Recently, Qianhai United Property & Casualty Insurance Co., Ltd. (hereinafter referred to as “Qianhai P&C”) held its second extraordinary shareholders’ meeting for 2026, where a proposal to change the registered capital and shareholders was unanimously approved.

According to statistics from Securities Daily, including Qianhai P&C, six insurance institutions such as Ping An Life Insurance Company of China, Dajia Property & Casualty Insurance Co., Ltd., and AXA Global Reinsurance (Shanghai) Co., Ltd. have advanced capital increases this year, involving a total scale of over 5 billion yuan.

Zhou Jin, partner at Tianzhi International Financial Industry Consulting, stated that the main reason for insurance companies’ capital increases is that, under the continuous decline of interest rates, the industry’s reserve for claims and solvency adequacy ratios are under constant pressure. Therefore, to maintain sufficient solvency levels to support business development, insurers need external capital injections, including shareholder capital increases and issuing capital supplement bonds.

At the same time, some insurers are also involved in changes to their equity structure during the capital increase process. For example, the proposal disclosed by Qianhai P&C shows that it plans to change both its registered capital and shareholders simultaneously.

Regarding the impact of equity changes, Su Xiaotian, product manager at Beijing PaiPai Insurance Agency Co., Ltd. Shenzhen Branch, analyzed that equity changes have a dual effect on insurance operations: on one hand, transferring or introducing new shareholders without compensation helps optimize corporate governance, improve decision-making efficiency, and enhance risk resistance; on the other hand, adjustments to the equity structure often involve strategic reorientation, which may pose short-term challenges to operational stability. However, in the long run, rationalizing the capital structure will inject new momentum into the insurer’s development and promote high-quality, sustainable growth.

Zhou Jin also mentioned that the introduction of new investors and adjustments to the equity structure may lead to personnel appointments at the board and management level, as well as strategic adjustments.
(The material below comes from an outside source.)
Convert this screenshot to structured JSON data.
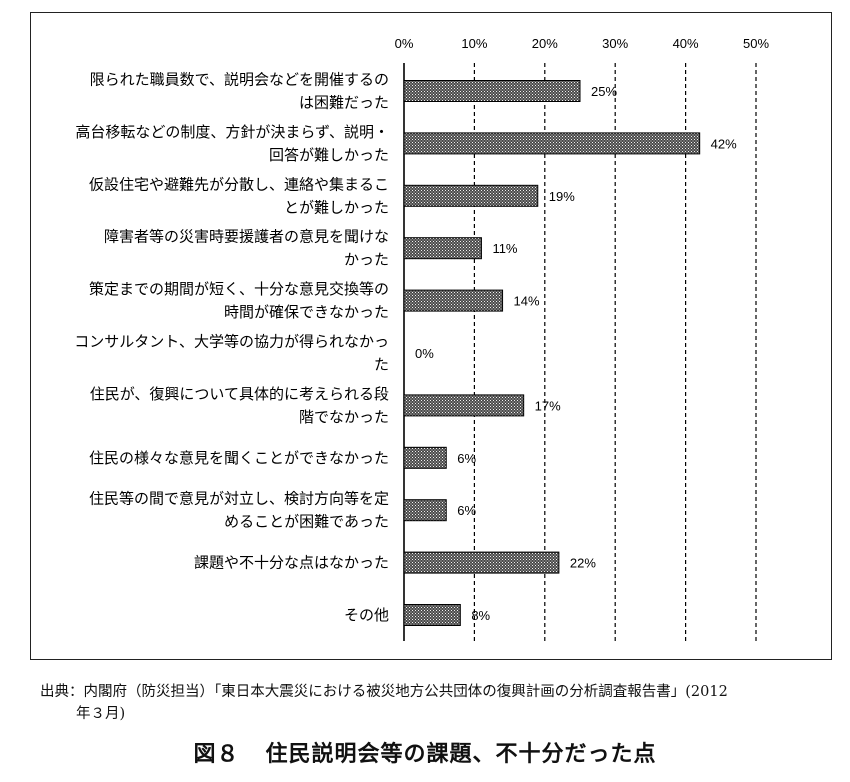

Looking ahead, Su Xiaotian believes that, influenced by stricter solvency regulation requirements and the pressure on asset sides under low interest rates, the demand for capital replenishment among insurers will remain high, with channels becoming increasingly diversified and normalized. In addition to traditional direct shareholder capital increases, issuing perpetual bonds, subordinated bonds, or conducting equity financing (such as rights issues) through capital markets will become important trends. For listed and pre-listing insurers, the use of market-based financing methods will become more frequent. Meanwhile, capital replenishment will further differentiate: leading high-quality insurers and foreign institutions with specialized features will have smoother financing channels, while some small- and medium-sized insurers will face pressure to supplement capital. In the future, industry capital will accelerate toward institutions with core competitiveness, and capital optimization will drive high-quality business development.